A picture is worth a whole bunch of words.  We all know the expression and it’s true: it’s often easier to show than to tell.

Flower Stock Photography

Flower Stock Photography (Photo credit: Carlos Lorenzo)

Visuals make presentations (and blog posts) more interesting.  Way back in the days before we all had access to everything (that’s before the Internet for you youngsters), stock photo houses made a pretty good living as photo resources.  When you only needed a generic image to reinforce a point, the photo house was your first stop.

The photo I’ve used could be used to illustrate flowers or spring or gardening.  The point about stock photos is that they are generic products.  They are used multiple times by different people for varying purposes.  They don’t really have any distinctive personality.  Why start the week with this?

More of us seem to be in the business of stock photography than we believe.  What I mean is that we are making products that are stereotypical.  Web sites look the same in terms of layout and functionality.  There’s way too much “me too” and not enough of a focus on what makes us unique or better.

The companies that get it right take what could be something stock and make it their own.  Apple did it with the iPod, which wasn’t the first MP3 player.  Amazon did it with online commerce – they were far from being the first store but they have taken the notion of a store and made it very much their own.

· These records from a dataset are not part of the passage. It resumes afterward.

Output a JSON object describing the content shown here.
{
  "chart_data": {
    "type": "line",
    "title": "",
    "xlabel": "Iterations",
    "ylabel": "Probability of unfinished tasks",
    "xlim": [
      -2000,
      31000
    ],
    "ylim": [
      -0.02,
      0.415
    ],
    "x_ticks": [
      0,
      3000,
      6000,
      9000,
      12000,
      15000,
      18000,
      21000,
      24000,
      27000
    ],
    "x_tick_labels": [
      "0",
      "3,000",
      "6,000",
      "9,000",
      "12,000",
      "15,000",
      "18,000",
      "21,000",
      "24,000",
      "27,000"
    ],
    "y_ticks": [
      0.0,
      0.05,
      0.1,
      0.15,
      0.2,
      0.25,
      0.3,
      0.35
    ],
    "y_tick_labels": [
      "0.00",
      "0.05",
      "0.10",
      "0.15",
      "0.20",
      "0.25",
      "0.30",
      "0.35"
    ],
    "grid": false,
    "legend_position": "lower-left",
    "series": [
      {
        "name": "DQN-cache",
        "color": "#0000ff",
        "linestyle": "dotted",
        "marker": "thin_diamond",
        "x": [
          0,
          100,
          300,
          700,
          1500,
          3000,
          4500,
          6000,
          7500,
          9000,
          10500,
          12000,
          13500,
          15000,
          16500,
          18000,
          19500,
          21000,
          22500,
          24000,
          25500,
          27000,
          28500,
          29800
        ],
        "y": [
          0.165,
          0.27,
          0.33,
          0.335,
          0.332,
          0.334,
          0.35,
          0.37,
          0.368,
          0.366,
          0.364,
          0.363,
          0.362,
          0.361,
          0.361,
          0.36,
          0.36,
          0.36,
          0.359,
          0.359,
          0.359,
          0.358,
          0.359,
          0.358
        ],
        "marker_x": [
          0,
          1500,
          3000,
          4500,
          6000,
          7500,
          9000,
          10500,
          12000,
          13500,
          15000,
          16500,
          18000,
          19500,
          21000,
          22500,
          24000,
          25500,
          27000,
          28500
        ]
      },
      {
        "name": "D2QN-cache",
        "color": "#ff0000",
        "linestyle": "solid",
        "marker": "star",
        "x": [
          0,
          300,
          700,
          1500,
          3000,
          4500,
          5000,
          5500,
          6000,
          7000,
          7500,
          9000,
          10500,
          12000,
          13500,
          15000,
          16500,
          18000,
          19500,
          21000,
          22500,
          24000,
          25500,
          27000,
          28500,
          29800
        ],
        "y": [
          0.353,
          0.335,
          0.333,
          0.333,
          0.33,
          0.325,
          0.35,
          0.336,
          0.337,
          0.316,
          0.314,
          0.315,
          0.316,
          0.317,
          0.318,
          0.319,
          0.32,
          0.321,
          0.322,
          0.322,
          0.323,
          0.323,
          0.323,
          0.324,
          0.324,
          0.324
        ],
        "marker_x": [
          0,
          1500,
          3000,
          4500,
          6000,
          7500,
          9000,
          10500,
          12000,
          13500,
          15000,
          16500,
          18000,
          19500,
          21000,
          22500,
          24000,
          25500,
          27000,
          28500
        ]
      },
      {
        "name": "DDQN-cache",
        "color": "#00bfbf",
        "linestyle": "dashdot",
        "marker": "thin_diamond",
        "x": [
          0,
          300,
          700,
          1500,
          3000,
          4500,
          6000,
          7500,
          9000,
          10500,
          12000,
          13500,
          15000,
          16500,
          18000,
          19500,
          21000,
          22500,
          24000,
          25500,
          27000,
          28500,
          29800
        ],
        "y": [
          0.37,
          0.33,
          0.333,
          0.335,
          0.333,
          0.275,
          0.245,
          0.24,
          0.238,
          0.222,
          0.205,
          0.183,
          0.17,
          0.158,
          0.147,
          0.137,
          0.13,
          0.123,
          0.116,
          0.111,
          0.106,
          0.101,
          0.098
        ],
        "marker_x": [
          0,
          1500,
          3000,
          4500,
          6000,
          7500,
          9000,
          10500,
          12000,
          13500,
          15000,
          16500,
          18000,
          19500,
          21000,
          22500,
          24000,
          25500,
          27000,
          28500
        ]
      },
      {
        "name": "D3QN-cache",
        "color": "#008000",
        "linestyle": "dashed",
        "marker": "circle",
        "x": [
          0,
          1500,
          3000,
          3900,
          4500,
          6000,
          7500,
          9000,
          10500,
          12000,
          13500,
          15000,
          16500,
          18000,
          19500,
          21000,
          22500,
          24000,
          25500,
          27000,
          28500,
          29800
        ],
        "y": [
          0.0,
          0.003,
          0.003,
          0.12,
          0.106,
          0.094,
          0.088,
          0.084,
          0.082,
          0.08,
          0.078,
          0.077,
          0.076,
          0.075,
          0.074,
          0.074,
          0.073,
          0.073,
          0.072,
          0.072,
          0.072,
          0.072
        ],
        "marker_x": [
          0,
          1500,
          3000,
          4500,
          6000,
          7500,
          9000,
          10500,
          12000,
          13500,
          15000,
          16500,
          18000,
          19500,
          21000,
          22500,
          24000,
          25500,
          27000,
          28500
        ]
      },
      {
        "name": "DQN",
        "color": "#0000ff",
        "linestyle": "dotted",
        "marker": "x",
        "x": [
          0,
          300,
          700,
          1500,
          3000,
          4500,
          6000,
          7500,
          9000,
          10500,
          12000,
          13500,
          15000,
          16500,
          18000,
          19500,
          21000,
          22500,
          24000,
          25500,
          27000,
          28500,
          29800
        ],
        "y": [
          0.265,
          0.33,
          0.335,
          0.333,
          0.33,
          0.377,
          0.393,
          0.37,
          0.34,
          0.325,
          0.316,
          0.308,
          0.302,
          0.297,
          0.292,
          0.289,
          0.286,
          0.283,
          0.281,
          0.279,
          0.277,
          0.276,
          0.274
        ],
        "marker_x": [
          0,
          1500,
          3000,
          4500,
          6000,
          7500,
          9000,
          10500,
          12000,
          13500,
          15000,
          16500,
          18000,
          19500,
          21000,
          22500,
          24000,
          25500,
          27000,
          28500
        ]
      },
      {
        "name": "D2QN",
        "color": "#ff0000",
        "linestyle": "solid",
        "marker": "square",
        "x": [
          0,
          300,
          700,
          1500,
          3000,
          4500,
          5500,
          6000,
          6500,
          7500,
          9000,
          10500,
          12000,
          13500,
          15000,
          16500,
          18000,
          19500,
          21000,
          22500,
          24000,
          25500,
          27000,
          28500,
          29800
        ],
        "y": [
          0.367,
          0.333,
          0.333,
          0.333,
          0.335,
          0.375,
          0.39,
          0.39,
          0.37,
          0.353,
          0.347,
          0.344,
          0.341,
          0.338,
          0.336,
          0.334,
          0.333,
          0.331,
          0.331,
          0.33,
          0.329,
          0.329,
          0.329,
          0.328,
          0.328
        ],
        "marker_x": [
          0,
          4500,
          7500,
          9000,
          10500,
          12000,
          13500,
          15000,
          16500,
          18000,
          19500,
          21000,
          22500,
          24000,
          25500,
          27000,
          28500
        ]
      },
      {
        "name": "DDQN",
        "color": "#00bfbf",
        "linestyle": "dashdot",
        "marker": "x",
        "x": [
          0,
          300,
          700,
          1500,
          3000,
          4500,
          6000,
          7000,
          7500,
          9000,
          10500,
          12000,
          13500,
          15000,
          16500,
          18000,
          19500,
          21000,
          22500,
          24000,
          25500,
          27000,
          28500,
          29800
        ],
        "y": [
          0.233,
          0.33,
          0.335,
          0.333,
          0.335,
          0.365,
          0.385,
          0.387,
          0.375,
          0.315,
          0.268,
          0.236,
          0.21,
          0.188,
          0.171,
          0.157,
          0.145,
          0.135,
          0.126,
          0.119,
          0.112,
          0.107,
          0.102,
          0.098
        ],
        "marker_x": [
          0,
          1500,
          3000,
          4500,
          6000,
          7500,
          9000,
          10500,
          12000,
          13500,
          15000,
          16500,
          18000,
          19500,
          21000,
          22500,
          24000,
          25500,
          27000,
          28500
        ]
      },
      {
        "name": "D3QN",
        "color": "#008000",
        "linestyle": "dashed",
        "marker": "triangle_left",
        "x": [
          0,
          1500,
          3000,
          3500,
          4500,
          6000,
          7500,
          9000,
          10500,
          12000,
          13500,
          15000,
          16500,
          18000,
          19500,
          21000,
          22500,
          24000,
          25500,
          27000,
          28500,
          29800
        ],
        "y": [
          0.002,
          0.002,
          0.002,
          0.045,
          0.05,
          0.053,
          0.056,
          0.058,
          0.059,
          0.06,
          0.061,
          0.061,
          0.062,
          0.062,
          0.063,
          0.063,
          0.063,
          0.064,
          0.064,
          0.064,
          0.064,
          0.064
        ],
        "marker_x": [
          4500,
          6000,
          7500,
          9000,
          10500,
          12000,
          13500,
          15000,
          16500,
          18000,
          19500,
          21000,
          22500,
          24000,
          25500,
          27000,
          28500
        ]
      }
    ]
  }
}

I could go on about this but you get the point.  Sure, generic products made and sold less expensively have their place.  They’re low margin and don’t inspire much loyalty (a low price point is a hard-to-defend place since anyone can lower their price if they want to sell at a loss).  We need to take our own photos and not buy from the endless supply of generic stock.  We need to constantly ask what makes our product or service unique and better.  All of us in business are better off when that happens.